We struggle with reading sometimes. It’s okay, really – even though I am an English teacher and an Anglophile of the highest order – I get it. My children are fully immersed in French-speaking classrooms, they are doing well and working very hard. I still want them to be kids, something that wasn’t necessarily happening with any success where they were last year.
It has fallen to me, the stay-at-home writerdadguy who can barely cook, to get a lot of the dailies done while the kids are in school and my wife is at work. I am not complaining. I get to write again, and explore creative options that have sat stifled under piles of guilt and regret for decades. I can follow a recipe, so we’re not starving. I am beginning to enjoy cooking, though I am not sure that I want my wife to know that just yet. She is amazing where I am passable.
There is some reluctance with our youngest to read Chapter Books, which she is certainly ready for.

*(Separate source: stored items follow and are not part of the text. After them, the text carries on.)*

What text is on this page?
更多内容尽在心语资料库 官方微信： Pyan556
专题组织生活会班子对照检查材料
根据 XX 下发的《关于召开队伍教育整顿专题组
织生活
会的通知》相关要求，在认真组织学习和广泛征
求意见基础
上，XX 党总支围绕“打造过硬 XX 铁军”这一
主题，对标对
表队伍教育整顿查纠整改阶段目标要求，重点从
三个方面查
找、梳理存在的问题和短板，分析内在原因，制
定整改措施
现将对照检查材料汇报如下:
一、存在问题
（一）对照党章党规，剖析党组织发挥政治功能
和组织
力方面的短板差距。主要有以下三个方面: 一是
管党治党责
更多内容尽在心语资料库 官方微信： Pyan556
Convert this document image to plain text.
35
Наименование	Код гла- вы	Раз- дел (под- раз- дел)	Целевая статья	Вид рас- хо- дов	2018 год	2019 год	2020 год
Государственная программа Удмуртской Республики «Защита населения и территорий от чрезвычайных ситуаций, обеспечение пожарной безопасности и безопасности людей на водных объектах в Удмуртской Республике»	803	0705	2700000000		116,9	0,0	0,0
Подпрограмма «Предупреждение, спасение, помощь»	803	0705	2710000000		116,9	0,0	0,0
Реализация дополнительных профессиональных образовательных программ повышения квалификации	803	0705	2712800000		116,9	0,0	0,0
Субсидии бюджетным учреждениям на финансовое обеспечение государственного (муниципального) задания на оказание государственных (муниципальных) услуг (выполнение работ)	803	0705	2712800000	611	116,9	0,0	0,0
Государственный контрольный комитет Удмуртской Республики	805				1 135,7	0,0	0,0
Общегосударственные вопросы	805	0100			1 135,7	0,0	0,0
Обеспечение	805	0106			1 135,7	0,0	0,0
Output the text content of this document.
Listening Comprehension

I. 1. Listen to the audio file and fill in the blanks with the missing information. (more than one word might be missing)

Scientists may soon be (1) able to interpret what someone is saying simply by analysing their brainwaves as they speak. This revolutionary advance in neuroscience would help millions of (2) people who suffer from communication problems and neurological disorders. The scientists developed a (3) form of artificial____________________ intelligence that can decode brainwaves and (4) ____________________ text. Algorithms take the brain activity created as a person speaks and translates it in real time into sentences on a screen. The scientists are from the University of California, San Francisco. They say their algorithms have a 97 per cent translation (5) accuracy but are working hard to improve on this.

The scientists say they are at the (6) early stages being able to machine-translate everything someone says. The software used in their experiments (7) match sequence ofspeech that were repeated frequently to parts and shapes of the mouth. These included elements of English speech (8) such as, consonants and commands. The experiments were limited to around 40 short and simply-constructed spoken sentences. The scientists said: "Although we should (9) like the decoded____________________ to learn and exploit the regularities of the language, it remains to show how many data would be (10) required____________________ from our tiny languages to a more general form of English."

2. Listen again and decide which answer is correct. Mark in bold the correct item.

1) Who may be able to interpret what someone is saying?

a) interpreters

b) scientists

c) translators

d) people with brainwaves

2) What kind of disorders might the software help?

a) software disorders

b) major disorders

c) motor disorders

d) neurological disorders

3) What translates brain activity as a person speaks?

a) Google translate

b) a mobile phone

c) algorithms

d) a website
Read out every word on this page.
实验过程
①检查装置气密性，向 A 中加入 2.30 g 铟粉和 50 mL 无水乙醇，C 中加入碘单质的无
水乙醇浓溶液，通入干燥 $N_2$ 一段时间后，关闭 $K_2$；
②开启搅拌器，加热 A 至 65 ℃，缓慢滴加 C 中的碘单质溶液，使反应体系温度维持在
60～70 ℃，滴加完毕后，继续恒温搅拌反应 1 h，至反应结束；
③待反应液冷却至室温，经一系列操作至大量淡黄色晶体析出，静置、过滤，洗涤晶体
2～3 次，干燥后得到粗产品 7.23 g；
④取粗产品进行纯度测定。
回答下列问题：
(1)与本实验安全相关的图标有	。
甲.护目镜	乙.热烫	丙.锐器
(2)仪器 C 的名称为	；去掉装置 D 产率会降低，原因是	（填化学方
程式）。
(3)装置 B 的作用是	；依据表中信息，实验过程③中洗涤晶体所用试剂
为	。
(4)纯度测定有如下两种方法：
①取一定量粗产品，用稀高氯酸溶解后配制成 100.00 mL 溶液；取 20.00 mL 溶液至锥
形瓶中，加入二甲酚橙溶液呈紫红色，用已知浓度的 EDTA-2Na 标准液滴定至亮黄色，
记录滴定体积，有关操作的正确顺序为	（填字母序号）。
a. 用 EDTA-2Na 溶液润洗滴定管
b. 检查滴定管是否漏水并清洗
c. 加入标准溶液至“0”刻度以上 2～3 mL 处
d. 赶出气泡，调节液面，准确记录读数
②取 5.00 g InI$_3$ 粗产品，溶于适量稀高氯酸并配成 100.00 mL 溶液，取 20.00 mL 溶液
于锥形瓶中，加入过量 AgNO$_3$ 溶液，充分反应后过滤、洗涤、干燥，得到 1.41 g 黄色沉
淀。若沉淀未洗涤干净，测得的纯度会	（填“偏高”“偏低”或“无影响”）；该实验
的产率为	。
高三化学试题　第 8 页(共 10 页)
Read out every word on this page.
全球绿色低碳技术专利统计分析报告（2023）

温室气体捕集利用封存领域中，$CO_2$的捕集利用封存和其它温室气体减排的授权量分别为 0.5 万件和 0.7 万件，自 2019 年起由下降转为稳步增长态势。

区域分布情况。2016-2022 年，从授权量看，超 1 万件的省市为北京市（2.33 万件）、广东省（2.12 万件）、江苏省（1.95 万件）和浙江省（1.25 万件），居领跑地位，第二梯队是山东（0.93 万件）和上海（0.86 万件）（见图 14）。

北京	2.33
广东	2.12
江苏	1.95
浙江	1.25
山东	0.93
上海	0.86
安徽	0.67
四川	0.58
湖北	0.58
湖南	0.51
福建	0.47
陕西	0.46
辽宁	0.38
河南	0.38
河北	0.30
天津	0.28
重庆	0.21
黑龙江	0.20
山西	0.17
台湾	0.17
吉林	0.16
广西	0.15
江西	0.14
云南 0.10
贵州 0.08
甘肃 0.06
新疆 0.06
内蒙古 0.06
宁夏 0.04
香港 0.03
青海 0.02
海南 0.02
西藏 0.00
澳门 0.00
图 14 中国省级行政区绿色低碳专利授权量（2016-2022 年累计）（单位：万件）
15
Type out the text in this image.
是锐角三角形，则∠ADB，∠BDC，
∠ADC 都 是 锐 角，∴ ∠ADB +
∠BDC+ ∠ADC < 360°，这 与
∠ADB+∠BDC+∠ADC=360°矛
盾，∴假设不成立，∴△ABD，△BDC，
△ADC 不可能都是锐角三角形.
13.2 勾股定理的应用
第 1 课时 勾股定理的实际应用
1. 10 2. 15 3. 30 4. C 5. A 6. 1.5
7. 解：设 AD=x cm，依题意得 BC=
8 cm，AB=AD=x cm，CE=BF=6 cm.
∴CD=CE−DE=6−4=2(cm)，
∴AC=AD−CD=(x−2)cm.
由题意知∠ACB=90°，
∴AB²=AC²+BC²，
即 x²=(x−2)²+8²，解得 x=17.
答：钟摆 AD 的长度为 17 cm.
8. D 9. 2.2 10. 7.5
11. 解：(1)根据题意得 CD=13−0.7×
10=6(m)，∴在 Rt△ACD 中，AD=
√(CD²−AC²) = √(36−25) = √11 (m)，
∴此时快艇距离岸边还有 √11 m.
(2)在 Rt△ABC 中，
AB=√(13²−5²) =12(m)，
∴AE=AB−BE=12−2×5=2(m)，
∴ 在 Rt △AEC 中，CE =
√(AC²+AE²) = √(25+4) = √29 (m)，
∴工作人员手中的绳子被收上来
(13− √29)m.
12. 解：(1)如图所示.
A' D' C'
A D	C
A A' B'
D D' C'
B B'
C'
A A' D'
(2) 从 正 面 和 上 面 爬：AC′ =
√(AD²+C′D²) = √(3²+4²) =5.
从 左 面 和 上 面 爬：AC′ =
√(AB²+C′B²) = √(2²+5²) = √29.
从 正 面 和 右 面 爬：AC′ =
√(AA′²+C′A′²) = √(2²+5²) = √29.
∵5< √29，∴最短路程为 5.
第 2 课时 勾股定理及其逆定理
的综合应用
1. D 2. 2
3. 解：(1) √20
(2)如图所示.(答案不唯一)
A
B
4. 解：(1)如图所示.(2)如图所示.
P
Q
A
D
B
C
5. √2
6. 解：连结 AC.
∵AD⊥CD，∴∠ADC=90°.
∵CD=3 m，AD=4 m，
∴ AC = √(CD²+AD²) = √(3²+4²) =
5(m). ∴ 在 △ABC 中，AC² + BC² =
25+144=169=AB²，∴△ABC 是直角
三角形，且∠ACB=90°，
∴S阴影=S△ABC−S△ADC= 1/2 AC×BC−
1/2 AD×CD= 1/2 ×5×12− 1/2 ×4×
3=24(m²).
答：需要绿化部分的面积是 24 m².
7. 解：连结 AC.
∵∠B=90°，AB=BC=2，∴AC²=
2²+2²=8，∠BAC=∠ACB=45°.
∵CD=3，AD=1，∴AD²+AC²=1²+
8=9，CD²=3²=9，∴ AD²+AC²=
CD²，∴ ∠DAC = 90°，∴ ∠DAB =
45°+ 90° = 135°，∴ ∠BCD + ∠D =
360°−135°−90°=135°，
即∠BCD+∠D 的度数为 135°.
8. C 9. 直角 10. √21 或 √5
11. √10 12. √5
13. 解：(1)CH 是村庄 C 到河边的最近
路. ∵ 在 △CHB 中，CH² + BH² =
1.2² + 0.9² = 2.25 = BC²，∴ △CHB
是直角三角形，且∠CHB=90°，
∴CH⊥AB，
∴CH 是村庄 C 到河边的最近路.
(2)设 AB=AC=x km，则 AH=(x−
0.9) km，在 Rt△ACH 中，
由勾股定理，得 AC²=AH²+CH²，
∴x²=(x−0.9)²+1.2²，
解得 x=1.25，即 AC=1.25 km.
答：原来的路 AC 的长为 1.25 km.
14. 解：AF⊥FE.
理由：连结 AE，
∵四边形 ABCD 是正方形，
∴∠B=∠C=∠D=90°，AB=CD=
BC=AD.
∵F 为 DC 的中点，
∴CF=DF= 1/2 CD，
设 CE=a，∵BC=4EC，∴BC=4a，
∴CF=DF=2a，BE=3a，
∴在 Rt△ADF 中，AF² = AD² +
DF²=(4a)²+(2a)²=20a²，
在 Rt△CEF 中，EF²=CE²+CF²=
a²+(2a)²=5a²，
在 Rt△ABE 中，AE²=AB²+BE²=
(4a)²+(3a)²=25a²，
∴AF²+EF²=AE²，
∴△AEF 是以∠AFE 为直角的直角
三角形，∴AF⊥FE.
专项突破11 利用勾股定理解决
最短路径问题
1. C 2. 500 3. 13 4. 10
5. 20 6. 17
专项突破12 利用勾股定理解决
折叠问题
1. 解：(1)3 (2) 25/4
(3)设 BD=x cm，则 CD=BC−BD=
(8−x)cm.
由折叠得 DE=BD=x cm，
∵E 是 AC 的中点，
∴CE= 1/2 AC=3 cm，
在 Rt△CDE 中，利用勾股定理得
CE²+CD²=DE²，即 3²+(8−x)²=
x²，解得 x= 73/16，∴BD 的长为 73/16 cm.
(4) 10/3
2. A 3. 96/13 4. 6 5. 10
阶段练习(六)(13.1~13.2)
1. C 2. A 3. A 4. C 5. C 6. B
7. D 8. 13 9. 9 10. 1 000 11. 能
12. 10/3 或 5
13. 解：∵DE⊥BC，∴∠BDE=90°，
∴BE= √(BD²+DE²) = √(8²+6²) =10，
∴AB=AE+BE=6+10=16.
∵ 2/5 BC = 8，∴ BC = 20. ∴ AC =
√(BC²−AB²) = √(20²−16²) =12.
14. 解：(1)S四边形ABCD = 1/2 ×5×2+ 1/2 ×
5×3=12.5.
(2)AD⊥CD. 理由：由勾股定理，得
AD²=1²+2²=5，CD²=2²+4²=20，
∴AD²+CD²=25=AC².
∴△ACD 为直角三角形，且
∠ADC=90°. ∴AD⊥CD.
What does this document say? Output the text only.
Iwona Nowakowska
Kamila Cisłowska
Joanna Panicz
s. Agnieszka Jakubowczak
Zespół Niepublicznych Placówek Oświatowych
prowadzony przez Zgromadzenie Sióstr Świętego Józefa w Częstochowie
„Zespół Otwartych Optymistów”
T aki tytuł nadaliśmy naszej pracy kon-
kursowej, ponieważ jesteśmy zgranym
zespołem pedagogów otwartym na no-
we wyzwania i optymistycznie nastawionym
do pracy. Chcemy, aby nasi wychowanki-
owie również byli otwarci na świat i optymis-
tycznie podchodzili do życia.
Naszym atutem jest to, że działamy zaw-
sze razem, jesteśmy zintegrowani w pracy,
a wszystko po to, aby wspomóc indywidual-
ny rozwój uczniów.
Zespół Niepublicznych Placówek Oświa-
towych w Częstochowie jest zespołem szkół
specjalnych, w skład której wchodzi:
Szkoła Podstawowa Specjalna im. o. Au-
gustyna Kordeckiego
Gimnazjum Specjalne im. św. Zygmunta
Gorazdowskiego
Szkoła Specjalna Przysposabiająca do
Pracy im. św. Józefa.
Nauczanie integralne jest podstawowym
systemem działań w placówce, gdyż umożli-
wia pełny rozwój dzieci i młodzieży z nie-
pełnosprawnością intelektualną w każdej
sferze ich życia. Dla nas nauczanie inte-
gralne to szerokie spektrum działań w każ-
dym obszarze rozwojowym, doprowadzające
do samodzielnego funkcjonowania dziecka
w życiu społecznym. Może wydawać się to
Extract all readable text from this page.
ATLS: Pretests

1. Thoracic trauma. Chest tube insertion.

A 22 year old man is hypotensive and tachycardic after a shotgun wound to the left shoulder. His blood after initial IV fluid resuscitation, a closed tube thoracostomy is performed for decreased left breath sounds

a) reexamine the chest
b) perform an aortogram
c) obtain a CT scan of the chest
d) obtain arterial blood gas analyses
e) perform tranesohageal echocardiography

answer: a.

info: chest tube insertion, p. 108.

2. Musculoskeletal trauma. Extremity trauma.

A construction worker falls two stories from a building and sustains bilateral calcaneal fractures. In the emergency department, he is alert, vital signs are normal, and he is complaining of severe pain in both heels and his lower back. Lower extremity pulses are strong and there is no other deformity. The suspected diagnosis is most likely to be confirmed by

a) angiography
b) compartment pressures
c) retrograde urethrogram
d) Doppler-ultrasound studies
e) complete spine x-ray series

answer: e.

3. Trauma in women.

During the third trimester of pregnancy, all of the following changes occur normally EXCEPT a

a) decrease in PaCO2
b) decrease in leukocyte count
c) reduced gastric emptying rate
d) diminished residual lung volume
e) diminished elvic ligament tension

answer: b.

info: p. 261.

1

I am not sure what the deal is, although she has said that she wants to stay little. I think she fears growing up because she thinks the way that she is treated will change.
We try to treat our children equally. They all aid in cleaning up, doing laundry, things like that. They can make themselves eggs and routinely pack their own lunches. Things are pretty great. Two ten year olds and a seven year old…
About that seven year old:
She loves Dr. Seuss books, and has read every one we own aloud to me. So I decided to write in the Seussian mode to encourage her. She read it, and now I am trying to get her to write her own. Mine is below. If I have any success having her create her own, I will post it here.
One day we were home and the doorbell did ring.
One day we were home, at the cold end of Spring.
“Who is it?”
“What’s there?”
“Let me see, let me see!”
And when we cried out, our father agreed.
It seemed that he was of terrible mood,
he wasn’t his usual super cool dude…
but we kept on crying our super loud shouts,
we kept on crying, ‘til he let us out.
And what do you know, would you just look at that!
Underneath a giant blue horseradish hat,
there stood a thing so sweet and so cuddly:
Upon the doorstep, so small and so fuzzly,
a poodle, a pink one, and strangest of all,
this little pink poodle was three inches tall!
“Oh my gosh, dad, please look!” we called back through the door,
our hearts growing bigger than they’d grown before.
“Oh my gosh, dad, please look!
“Look!”
“Look!”
“Look, look, look!”
We carried her in, right there, through the door
and we each saw something we’d not seen before:
her eyes were of different colors you see
and atop of her sweet little head grew a tree!
Not a big tree, not gnarly… but tiny, petite:
her tree like a daisy made the whole look complete.
Our father just stood in the room once again
while we danced around, singing and circling our friend.
“I think I have seen one of those things before,”
our father said quietly from the floor.
“A long time ago, yes, I’m suddenly sure.”